To make the question (hopefully) clearer, I reformulated it:
Some triangulation $T$ of a smooth manifold $M$ is a piecewise linear manifold, because smooth manifolds are topological manifolds. Such a triangulation is homeomorphic to the smooth manifold, with some homeomorphism $h: T\rightarrow M$. A PL manifold is defined by the property, that the link of any simplex is a PL sphere or in other words the link is homeomorphic to a sphere. If one takes the 1-skeleton of $T$, one gets a graph $G$. I am curious about the equivalent properties of such a full simplicial complex $T$ and its 1-skeleton $G$:
- Are $G$ and $T$ basically equivalent? In general $T$ should be reconstructible from $G$ (since the simplices form cliques).
- If so, what properties of $G$ are equivalent to the fact, that the link of any simplex in $T$ is homeomorphic to a sphere?
- Aren't PL manifolds with that property automatically closed? As far as I understand, the link of a vertex on the boundary of a triangulation cannot be a PL sphere.
- If so, triangulations of smooth manifolds with a boundary would be excluded. If one wants to include triangulations of such manifolds, what would be the defining property of the PL manifold?
These questions raised in the context of coloring the vertexes of some $T$, to get independend sets of them. If the 1-skeleton is equivalent to some certain type of graph, it may be possible to use optimal algorithms from graph theory.
Questions 1 and 2: This is still a little hard to answer since the meaning of "equivalence" or "reconstruction" is not specified. Here's one possible interpretation, but with a negative answer.
There is a functorial construction which assigns to each simplicial 1-complex a simplicial complex (without restriction on dimension) called its "flag complex": for each subcomplex isomorphic to the boundary of a $k$-simplex you attach a $k$-simplex. But, it is quite false to say that a triangulated manifold is the flag complex of its 1-skeleton. For example it is easy to triangulate the 2-sphere to have three edges in a cycle with no corresonding 2 simplex.

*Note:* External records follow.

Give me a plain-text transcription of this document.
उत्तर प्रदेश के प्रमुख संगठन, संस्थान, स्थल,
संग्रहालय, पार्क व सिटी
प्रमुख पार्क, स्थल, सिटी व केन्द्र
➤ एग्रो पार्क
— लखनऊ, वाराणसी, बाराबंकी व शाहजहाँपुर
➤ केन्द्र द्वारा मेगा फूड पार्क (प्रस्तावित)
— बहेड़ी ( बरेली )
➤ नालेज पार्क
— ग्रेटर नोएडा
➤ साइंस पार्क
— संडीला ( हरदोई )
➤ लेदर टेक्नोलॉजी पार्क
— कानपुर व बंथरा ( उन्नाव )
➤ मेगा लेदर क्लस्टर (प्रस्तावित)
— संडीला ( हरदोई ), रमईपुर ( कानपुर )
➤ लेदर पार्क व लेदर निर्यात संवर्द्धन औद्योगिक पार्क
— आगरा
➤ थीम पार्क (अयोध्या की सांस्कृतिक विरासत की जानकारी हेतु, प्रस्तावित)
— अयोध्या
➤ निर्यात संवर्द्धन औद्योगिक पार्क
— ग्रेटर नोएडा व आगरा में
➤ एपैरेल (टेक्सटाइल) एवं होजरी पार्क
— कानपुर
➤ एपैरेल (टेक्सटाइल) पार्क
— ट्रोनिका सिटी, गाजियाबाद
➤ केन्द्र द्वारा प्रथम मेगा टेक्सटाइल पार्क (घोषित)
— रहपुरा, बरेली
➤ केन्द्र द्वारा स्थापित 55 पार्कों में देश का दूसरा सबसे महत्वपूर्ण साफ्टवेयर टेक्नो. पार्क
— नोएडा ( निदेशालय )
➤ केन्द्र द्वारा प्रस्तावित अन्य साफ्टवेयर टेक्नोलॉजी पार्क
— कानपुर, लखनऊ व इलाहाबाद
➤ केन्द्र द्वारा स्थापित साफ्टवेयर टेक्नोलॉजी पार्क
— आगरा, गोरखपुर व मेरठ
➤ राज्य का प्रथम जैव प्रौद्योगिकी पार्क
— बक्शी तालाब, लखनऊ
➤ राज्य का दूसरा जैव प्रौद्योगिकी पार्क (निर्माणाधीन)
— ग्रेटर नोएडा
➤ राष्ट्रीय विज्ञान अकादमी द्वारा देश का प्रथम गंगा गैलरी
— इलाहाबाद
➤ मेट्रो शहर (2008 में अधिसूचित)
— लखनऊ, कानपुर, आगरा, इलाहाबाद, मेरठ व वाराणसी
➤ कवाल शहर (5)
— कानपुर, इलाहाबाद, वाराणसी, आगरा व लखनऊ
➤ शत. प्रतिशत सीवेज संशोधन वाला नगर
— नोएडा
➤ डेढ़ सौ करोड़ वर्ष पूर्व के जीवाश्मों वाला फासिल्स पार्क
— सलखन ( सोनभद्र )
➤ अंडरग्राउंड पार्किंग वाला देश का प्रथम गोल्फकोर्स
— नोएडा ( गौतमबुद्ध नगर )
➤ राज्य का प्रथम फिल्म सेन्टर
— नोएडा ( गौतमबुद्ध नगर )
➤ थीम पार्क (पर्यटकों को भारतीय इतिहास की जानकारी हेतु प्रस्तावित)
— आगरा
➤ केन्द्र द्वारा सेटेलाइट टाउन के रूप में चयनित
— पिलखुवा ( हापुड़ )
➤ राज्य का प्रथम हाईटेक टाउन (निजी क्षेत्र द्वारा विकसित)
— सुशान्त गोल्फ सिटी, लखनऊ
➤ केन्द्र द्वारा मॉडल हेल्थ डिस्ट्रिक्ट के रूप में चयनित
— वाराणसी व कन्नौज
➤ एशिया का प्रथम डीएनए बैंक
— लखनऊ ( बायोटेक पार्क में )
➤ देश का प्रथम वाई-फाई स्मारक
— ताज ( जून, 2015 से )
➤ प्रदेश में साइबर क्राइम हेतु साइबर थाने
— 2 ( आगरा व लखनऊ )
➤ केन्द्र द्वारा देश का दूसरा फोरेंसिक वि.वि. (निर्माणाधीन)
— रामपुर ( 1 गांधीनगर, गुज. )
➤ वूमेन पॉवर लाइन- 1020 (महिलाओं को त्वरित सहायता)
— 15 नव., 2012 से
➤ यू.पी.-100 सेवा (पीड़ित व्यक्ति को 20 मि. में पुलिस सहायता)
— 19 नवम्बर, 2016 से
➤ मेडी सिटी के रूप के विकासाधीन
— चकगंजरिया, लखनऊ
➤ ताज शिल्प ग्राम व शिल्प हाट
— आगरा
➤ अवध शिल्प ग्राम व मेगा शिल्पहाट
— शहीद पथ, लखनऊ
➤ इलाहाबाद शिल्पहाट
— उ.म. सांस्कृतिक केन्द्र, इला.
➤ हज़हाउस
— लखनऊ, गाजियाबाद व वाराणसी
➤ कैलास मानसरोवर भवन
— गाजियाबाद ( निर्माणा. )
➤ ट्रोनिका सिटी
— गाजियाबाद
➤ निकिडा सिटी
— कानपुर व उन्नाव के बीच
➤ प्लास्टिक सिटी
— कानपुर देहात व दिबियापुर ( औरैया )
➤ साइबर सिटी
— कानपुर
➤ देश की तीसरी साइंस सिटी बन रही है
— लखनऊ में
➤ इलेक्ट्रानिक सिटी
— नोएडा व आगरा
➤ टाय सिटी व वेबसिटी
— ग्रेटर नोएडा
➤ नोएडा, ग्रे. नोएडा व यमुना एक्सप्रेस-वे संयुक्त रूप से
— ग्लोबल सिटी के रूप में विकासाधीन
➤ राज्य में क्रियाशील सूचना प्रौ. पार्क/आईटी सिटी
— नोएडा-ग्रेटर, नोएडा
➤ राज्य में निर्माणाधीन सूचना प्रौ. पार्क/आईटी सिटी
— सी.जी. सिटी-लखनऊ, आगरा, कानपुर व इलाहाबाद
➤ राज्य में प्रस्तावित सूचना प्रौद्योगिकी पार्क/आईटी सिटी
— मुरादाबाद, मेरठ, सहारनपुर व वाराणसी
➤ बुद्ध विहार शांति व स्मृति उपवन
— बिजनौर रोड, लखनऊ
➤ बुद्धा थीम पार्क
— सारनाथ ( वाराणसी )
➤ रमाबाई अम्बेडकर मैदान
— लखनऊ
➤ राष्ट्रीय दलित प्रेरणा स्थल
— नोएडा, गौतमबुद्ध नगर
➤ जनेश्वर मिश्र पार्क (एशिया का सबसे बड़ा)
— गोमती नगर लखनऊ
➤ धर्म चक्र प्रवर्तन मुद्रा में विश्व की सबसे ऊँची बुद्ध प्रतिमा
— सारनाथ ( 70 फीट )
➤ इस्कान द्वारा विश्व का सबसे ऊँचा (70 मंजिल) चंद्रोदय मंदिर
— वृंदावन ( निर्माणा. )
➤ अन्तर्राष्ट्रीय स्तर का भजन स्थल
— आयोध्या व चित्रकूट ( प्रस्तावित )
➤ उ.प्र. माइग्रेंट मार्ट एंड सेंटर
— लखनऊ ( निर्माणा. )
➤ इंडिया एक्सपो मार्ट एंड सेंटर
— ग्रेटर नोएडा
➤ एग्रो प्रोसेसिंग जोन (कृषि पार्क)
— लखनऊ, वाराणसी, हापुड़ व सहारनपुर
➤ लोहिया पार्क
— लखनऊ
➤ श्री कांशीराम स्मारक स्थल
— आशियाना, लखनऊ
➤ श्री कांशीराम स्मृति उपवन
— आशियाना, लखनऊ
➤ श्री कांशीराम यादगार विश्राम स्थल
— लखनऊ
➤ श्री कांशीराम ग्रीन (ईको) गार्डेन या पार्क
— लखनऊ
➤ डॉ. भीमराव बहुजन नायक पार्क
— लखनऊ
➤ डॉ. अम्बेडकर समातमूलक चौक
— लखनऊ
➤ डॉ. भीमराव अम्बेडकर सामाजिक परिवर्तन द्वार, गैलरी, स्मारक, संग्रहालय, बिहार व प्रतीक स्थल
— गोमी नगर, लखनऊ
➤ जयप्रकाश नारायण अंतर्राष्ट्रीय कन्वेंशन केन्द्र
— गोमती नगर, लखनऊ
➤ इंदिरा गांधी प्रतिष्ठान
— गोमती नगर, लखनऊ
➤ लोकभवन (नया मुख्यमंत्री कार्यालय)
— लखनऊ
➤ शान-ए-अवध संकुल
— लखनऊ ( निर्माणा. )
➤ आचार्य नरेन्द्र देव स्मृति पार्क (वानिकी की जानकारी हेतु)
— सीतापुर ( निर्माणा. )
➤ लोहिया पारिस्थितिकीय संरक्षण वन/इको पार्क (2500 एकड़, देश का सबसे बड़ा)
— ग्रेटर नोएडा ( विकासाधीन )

Edit: Here is a construction of an example. Let $S_0$ and $S_1$ be two triangulated spheres (all triangulations are simplicial complexes). Let $\sigma_i \subset S_i$, $i=0,1$ be 2-simplices. Removing the interiors of these simplices we get $D_i = S_i - int(\sigma_i)$ which is a 2-disc, and whose boundary $\partial D_i$ is a cycle of 3-edges (a clique of 3 vertices). Now form a quotient space of $D_0 \cup D_1$ by gluing the boundaries $\partial D_0$ and $\partial D_1$ using a simplicial isomorphism. The quotient is another triangulated 2-sphere $S$, containing a clique of 3 vertices which is not contained in any simplex. This construction can be thought as a "simplicial connected sum" of triangulated 2-spheres.
Perhaps what you really want to know is whether there exist nonisomorphic triangulated $n$-manifolds with isomorphic 1-skeleta, and here I am unsure.
Questions 3 and 4: You are correct that this definition of triangulated manifold precludes boundary. However, the definition can be easily extended to bounded $n$-manifolds by requiring that the link of a boundary point be a PL $n-1$-disc.
Keep in mind also that "closed" usually means "compact and with no boundary", but the theory of triangulated manifolds certainly includes noncompact manifolds.